I've had the same problem. In my case, modifications made using menudrake never appeared in my copy of the KDE menu. Drawing on your comment, I put a new shortcut (a .desktop file) in ~/.kde/share/applnk-mdk/Networking/ and everything was hunky-dory.
For now, I will eschew menudrake and try to just edit the ~/.kde/applnk subdirectories by hand. At least that works! The file formats are pretty much self-explanatory, IMHO.
I think that you can run MenuDrake, then click the icon for "MenuStyle". Select "Original Menu". If I am right you will now see the KDE or Gnome menu rather than the Mandrake menu. You will be able to use KMenuEdit to edit it.
(I say "think" because I have not tried it yet in 9.1, I did this in 9.0 and it worked).
Thanks, davecs. The only thing I don't understand is ... what the heck does menudrake modify? I guess it's time to read the source.....

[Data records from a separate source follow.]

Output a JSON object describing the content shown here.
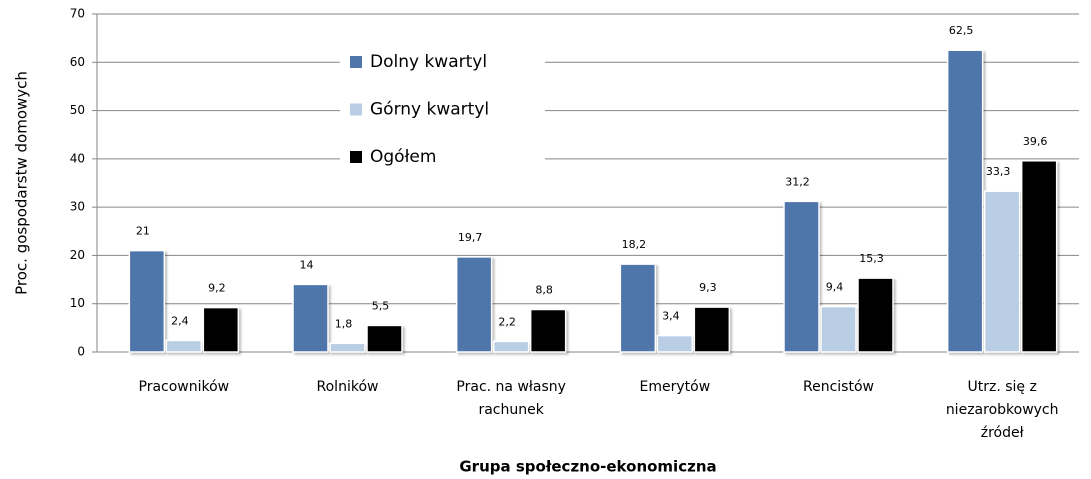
{
  "chart_data": {
    "type": "bar",
    "categories": [
      "Pracowników",
      "Rolników",
      "Prac. na własny rachunek",
      "Emerytów",
      "Rencistów",
      "Utrz. się z niezarobkowych źródeł"
    ],
    "series": [
      {
        "name": "Dolny kwartyl",
        "color": "#4f76ab",
        "values": [
          21,
          14,
          19.7,
          18.2,
          31.2,
          62.5
        ],
        "value_labels": [
          "21",
          "14",
          "19,7",
          "18,2",
          "31,2",
          "62,5"
        ]
      },
      {
        "name": "Górny kwartyl",
        "color": "#b9cde5",
        "values": [
          2.4,
          1.8,
          2.2,
          3.4,
          9.4,
          33.3
        ],
        "value_labels": [
          "2,4",
          "1,8",
          "2,2",
          "3,4",
          "9,4",
          "33,3"
        ]
      },
      {
        "name": "Ogółem",
        "color": "#000000",
        "values": [
          9.2,
          5.5,
          8.8,
          9.3,
          15.3,
          39.6
        ],
        "value_labels": [
          "9,2",
          "5,5",
          "8,8",
          "9,3",
          "15,3",
          "39,6"
        ]
      }
    ],
    "xlabel": "Grupa społeczno-ekonomiczna",
    "ylabel": "Proc.  gospodarstw domowych",
    "ylim": [
      0,
      70
    ],
    "yticks": [
      0,
      10,
      20,
      30,
      40,
      50,
      60,
      70
    ],
    "grid": true
  }
}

In general, I like the Mandrake tools, but some of them don't seem like improvements over ofther tools (e.g., the KDE user editor is manifestly superior to the Mandrake tool) ---they just duplicate functions, and cause confusion..... :-( But I suppose it isn't possible for Mandrake to embed the KDE tools in their perl framework, and they don't want to hide the KDE tools (although that might be a less confusing alternative).

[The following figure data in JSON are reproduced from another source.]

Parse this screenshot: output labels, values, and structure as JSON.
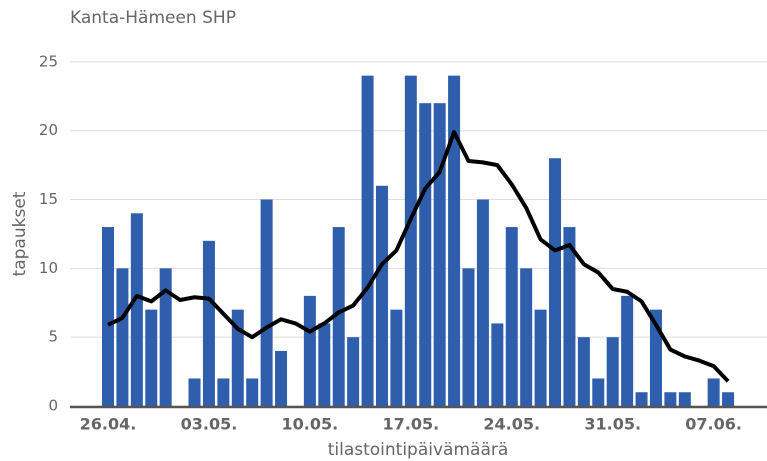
{
  "chart_data": {
    "type": "bar",
    "title": "Kanta-Hämeen SHP",
    "x_label": "tilastointipäivämäärä",
    "y_label": "tapaukset",
    "categories": [
      "26.04.",
      null,
      null,
      null,
      null,
      null,
      null,
      "03.05.",
      null,
      null,
      null,
      null,
      null,
      null,
      "10.05.",
      null,
      null,
      null,
      null,
      null,
      null,
      "17.05.",
      null,
      null,
      null,
      null,
      null,
      null,
      "24.05.",
      null,
      null,
      null,
      null,
      null,
      null,
      "31.05.",
      null,
      null,
      null,
      null,
      null,
      null,
      "07.06.",
      null
    ],
    "series": [
      {
        "style": "bar",
        "color": "#2f5fac",
        "values": [
          13,
          10,
          14,
          7,
          10,
          0,
          2,
          12,
          2,
          7,
          2,
          15,
          4,
          0,
          8,
          6,
          13,
          5,
          24,
          16,
          7,
          24,
          22,
          22,
          24,
          10,
          15,
          6,
          13,
          10,
          7,
          18,
          13,
          5,
          2,
          5,
          8,
          1,
          7,
          1,
          1,
          0,
          2,
          1
        ]
      },
      {
        "style": "line",
        "color": "#000000",
        "values": [
          5.9,
          6.4,
          8.0,
          7.6,
          8.4,
          7.7,
          7.9,
          7.8,
          6.7,
          5.6,
          5.0,
          5.7,
          6.3,
          6.0,
          5.4,
          6.0,
          6.8,
          7.3,
          8.6,
          10.3,
          11.3,
          13.6,
          15.8,
          17.0,
          19.9,
          17.8,
          17.7,
          17.5,
          16.1,
          14.4,
          12.1,
          11.3,
          11.7,
          10.3,
          9.7,
          8.5,
          8.3,
          7.6,
          5.9,
          4.1,
          3.6,
          3.3,
          2.9,
          1.8
        ]
      }
    ],
    "ylim": [
      0,
      25.5
    ],
    "yticks": [
      0,
      5,
      10,
      15,
      20,
      25
    ],
    "grid": true
  }
}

The way KDE works under Mandrake, it can use more than one directory as a source for its menu. Selecting the different options in Menudrake not only decide which Menu Editor prevails, it also causes a different set of directories to be used.

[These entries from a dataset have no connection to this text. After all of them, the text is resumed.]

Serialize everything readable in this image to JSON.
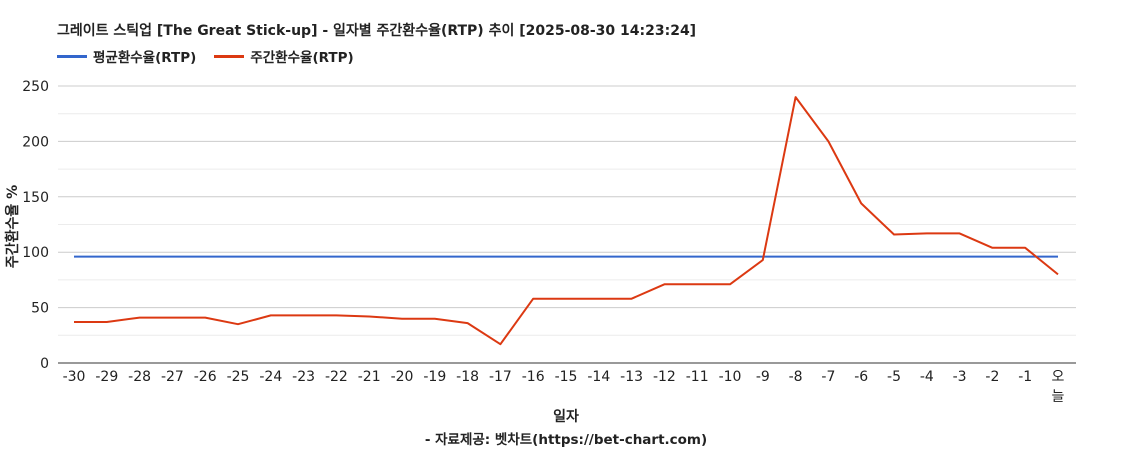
{
  "chart_data": {
    "type": "line",
    "title": "그레이트 스틱업 [The Great Stick-up] - 일자별 주간환수율(RTP) 추이 [2025-08-30 14:23:24]",
    "xlabel": "일자",
    "ylabel": "주간환수율 %",
    "source": "- 자료제공: 벳차트(https://bet-chart.com)",
    "categories": [
      "-30",
      "-29",
      "-28",
      "-27",
      "-26",
      "-25",
      "-24",
      "-23",
      "-22",
      "-21",
      "-20",
      "-19",
      "-18",
      "-17",
      "-16",
      "-15",
      "-14",
      "-13",
      "-12",
      "-11",
      "-10",
      "-9",
      "-8",
      "-7",
      "-6",
      "-5",
      "-4",
      "-3",
      "-2",
      "-1",
      "오늘"
    ],
    "ylim": [
      0,
      250
    ],
    "yticks": [
      0,
      50,
      100,
      150,
      200,
      250
    ],
    "grid": true,
    "legend_position": "top-left",
    "series": [
      {
        "name": "평균환수율(RTP)",
        "color": "#3366cc",
        "values": [
          96,
          96,
          96,
          96,
          96,
          96,
          96,
          96,
          96,
          96,
          96,
          96,
          96,
          96,
          96,
          96,
          96,
          96,
          96,
          96,
          96,
          96,
          96,
          96,
          96,
          96,
          96,
          96,
          96,
          96,
          96
        ]
      },
      {
        "name": "주간환수율(RTP)",
        "color": "#dc3912",
        "values": [
          37,
          37,
          41,
          41,
          41,
          35,
          43,
          43,
          43,
          42,
          40,
          40,
          36,
          17,
          58,
          58,
          58,
          58,
          71,
          71,
          71,
          93,
          240,
          200,
          144,
          116,
          117,
          117,
          104,
          104,
          80
        ]
      }
    ]
  }
}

There are some important differences between similar functions in KDE and Mandrake Control Centres. After a while you get to know what is best for each job. For example, to change the Desktop Startup Manager program to the KDE version, KDM, you need to select it under Mandrake CC, Hardware, Display Manager Chooser. Now to adjust what KDM looks like, you need KDE CC. If you want to run KDE on startup, and use MCC, KDM will be bypassed, and when you log out, you will get a two-choice menu. So in MCC you actually say you do NOT want automatic login, and then in KCC you set up KDM for automatic login. Now KDM runs, logs you in, and when you log out, you get the full choice of options.
The font installer in KCC is much better than in MCC. But MCC covers many things that KCC does not (and vice versa). You tend to work it out in the end.